By Çiğdem, at 29 Ocak 2008 09:17
Onaltıyı versem sekize mi takardım sevgili Nüket? Şaka bir yana on kilo vermeyi çok isterim. Kırmızı salatanın kalorisini azaltabilirsin. Avokadoyu eksilterek işe başlamak gerek!
----------
Yaşasın kedili mutfağı olan bir dost daha gelmiş. Sağol Hakan, fotoğraflarımı hep kuşku içinde veriyorum ekrana. İyi çekmeyi bilmek çok isterdim doğrusu. Benim yaptığım el yordamı göz kararı oluyor, aynı yaptığım yemekler gibi. Becerebiliyorsam ne alâ. Kedili sevgiler...
----------
Neyse Çiğdem bu sabah saat 8:10 itibariyle bizim yakada kar taneleri uçuşmaya başladı. Çok sevindik, pencerelere yapıştık, ağaçlara konan taneleri saymaya başladık!!! Komik biraz halimiz değil mi? Her konu bir vaveylâ olarak sokuluyor artık hayatımıza. Her konuşulanı, havaymış/suymuş, politikaymış/zevzeklikmiş her neyse ne; sürekli yalanlamak/ revize etmek durumunda kalıyorlar. Bu yöntem insanları serseme çevirip gerçeklerden uzaklaştırmak için bilinçli olarak oturduldu gibime geliyor. Uygulayanların bu kadar saf olduğu inanılacak gibi değil yoksa.

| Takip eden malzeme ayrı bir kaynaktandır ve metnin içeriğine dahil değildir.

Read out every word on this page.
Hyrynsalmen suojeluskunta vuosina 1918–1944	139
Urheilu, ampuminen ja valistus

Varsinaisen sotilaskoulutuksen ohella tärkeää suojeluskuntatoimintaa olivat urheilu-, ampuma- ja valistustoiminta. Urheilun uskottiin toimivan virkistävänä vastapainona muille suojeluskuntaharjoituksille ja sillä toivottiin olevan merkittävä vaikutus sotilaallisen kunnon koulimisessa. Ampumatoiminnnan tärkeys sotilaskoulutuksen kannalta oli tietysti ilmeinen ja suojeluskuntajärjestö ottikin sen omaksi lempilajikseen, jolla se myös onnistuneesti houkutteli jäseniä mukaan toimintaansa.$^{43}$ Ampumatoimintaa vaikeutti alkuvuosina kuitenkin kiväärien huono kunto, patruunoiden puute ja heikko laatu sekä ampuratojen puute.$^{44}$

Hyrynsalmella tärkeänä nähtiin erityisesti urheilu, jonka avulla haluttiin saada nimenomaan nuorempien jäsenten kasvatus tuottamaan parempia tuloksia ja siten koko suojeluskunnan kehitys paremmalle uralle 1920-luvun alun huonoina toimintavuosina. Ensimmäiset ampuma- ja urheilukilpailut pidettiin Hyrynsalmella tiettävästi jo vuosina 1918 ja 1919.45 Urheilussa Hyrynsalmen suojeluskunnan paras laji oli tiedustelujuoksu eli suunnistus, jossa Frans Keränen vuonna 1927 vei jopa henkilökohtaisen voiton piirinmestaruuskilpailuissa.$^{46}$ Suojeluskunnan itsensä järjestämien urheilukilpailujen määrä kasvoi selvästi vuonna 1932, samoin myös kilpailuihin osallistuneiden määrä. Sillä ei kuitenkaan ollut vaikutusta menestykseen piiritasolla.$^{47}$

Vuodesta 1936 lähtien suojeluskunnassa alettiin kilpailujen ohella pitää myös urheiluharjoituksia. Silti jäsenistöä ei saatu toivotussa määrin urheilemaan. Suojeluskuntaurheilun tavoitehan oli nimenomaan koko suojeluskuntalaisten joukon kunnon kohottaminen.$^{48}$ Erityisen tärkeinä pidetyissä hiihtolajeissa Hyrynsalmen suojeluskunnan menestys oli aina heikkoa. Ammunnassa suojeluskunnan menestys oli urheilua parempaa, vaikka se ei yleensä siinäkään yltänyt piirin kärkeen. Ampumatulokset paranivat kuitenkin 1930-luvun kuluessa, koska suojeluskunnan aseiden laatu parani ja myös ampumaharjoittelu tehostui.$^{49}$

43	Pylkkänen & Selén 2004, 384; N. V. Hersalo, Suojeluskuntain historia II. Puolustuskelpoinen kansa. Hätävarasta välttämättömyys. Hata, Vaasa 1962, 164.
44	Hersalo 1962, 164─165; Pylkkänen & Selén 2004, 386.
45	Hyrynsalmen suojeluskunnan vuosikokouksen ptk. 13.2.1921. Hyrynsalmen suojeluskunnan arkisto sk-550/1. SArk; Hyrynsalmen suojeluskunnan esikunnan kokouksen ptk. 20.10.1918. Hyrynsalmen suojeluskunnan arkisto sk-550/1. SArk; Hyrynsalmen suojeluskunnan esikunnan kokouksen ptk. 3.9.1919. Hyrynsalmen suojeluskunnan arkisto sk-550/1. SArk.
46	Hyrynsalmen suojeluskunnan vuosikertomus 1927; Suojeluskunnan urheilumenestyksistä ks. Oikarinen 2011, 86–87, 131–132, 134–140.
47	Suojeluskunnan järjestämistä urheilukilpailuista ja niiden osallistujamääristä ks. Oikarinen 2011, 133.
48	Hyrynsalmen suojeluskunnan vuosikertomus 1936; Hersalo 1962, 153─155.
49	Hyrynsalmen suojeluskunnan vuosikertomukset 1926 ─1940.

By Oya Kayacan, at 29 Ocak 2008 11:31
Diyelimki avakadoyu çıkardık, kırmızı şarabı nerelere saklayacağız:))) Eh ben bu salatanın üstüne birazda hellim kızartırım. Olmadı biraz eski kaşar rendelerim. Avakado malzeme listesinden çıktığıyla kalır:)))
By Adsız, at 29 Ocak 2008 14:49
"Karla karışık kar" ifadesi ilerleyen saatlerde düzeltildi. Yağmaya başladığından herhalde. Gözünüz aydın Oya' cım. Barajlar dolar inşallah.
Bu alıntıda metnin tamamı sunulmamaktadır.